By Edward Stratton
Port infrastructure planning and local food systems might not seem like the most connected subjects.
But Lydia Ivanovic, assigned to the North Coast through the Resource Assistance for Rural Environments fellowship program, hopes to strengthen both over the next year.
The postgraduate fellowship program, run by AmeriCorps and administered locally by the University of Oregon, provides rural communities around the U.S. planning and technical assistance to solve local issues.
Morgan Murray, another participant, recently helped Warrenton update a master plan to prioritize improvement of parklands and trails.
“There was a ton of community applications this year,” Ivanovic said of the program. “A lot of rural communities wanted to take advantage of getting a RARE fellow, kind of with the COVID impacts and just strengthening business development.”
Ivanovic is sponsored through the Columbia-Pacific Economic Development District, whose former director, Mary McArthur, helped the Port of Astoria create a strategic business plan for improving finances. Ivanovic is assigned part time with the Port, helping the agency crunch numbers and prioritize the improvement of assets.
The Port, in desperate need of help to fix aging infrastructure, has a working agreement with Business Oregon, the state’s economic development agency, to prioritize and plan out improvements before hopefully getting more state grants and financing.
The other half of Ivanovic’s job is working with regional farmers, the North Coast Food Web in Astoria, Food Roots in Tillamook and Visit Tillamook Coast on strengthening agritourism and the pipelines that get local food from farmers to consumers.
“It’s about showcasing those local farmers, allowing them to build out their business, really focusing on the diversification from that business side, the empowerment of local supply chains — so really honing in on those local products and getting them out to market,” she said.
A Long Island native, Ivanovic graduated from Smith College in Massachusetts in 2019 with a bachelor’s in economics and experience working on campus food network initiatives. She joined the fellowship program, first being assigned for the last year as rural tourism coordinator for Discover Klamath in southern Oregon.
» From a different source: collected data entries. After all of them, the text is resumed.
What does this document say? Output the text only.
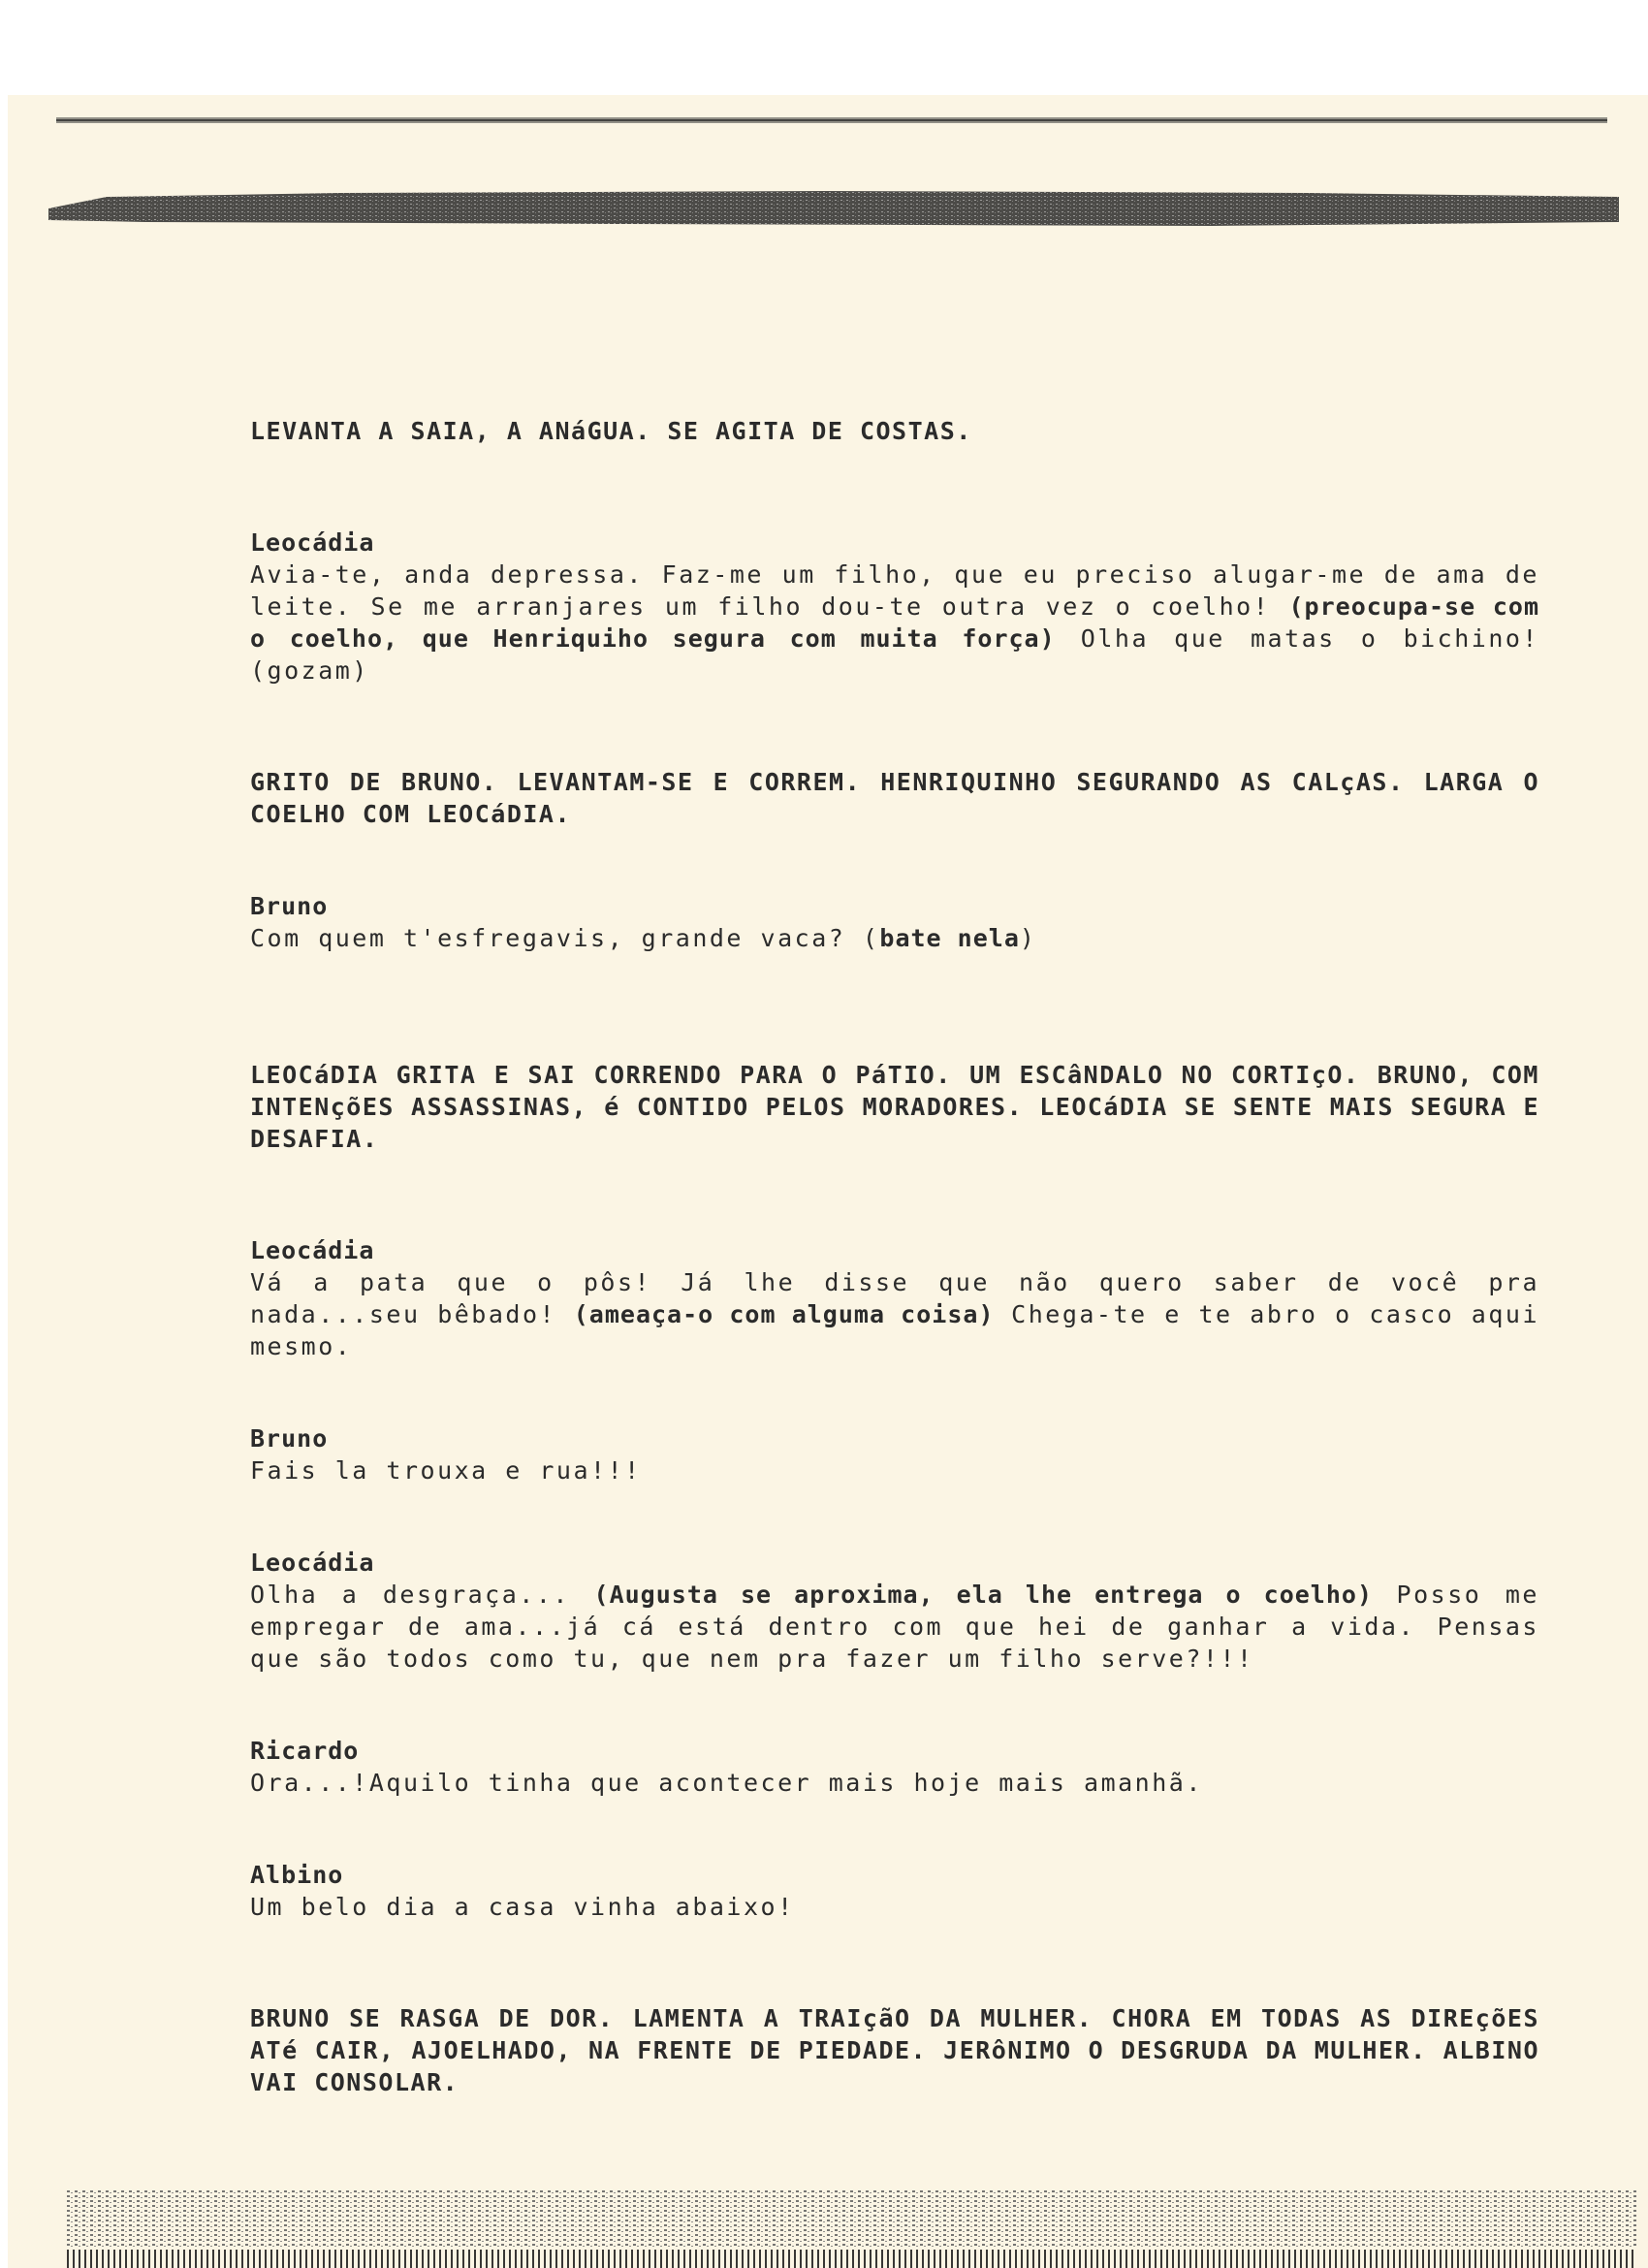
LEVANTA A SAIA, A ANáGUA. SE AGITA DE COSTAS.

Leocádia

Avia-te, anda depressa. Faz-me um filho, que eu preciso alugar-me de ama de leite. Se me arranjares um filho dou-te outra vez o coelho! (preocupa-se com o coelho, que Henriquiho segura com muita força) Olha que matas o bichino! (gozam)

GRITO DE BRUNO. LEVANTAM-SE E CORREM. HENRIQUINHO SEGURANDO AS CALçAS. LARGA O COELHO COM LEOCáDIA.

Bruno

Com quem t'esfregavis, grande vaca? (bate nela)

LEOCáDIA GRITA E SAI CORRENDO PARA O PáTIO. UM ESCâNDALO NO CORTIçO. BRUNO, COM INTENçõES ASSASSINAS, é CONTIDO PELOS MORADORES. LEOCáDIA SE SENTE MAIS SEGURA E DESAFIA.

Leocádia

Vá a pata que o pôs! Já lhe disse que não quero saber de você pra nada...seu bêbado! (ameaça-o com alguma coisa) Chega-te e te abro o casco aqui mesmo.

Bruno

Fais la trouxa e rua!!!

Leocádia

Olha a desgraça... (Augusta se aproxima, ela lhe entrega o coelho) Posso me empregar de ama...já cá está dentro com que hei de ganhar a vida. Pensas que são todos como tu, que nem pra fazer um filho serve?!!!

Ricardo

Ora...!Aquilo tinha que acontecer mais hoje mais amanhã.

Albino

Um belo dia a casa vinha abaixo!

BRUNO SE RASGA DE DOR. LAMENTA A TRAIçãO DA MULHER. CHORA EM TODAS AS DIREçõES ATé CAIR, AJOELHADO, NA FRENTE DE PIEDADE. JERôNIMO O DESGRUDA DA MULHER. ALBINO VAI CONSOLAR.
After a year in Klamath Falls, “I just wanted to explore a totally new angle to what development could look like,” she said. “And this opportunity was so directly focused on economic development and resiliency, so seeing that direct connection with my bachelor’s degree.”
By the end of her time on the North Coast, Ivanovic hopes to have helped the Port finish a facilities improvement plan acceptable to the state and responsive to community and environmental concerns.
Her goals with food systems and agritourism are more nebulous, but based around strengthening the business plans of farmers and groups like the North Coast Food Web and connecting them with local markets. While local farmers have been hit hard by the coronavirus pandemic and the loss of sales to restaurants, she said, they have adapted through increasing direct-to-consumer deliveries and online markets.
“There’s definitely less wholesale action, but I think communities are stepping up and … demanding more local products in their lives,” she said. “There’s been a response to fill that gap.”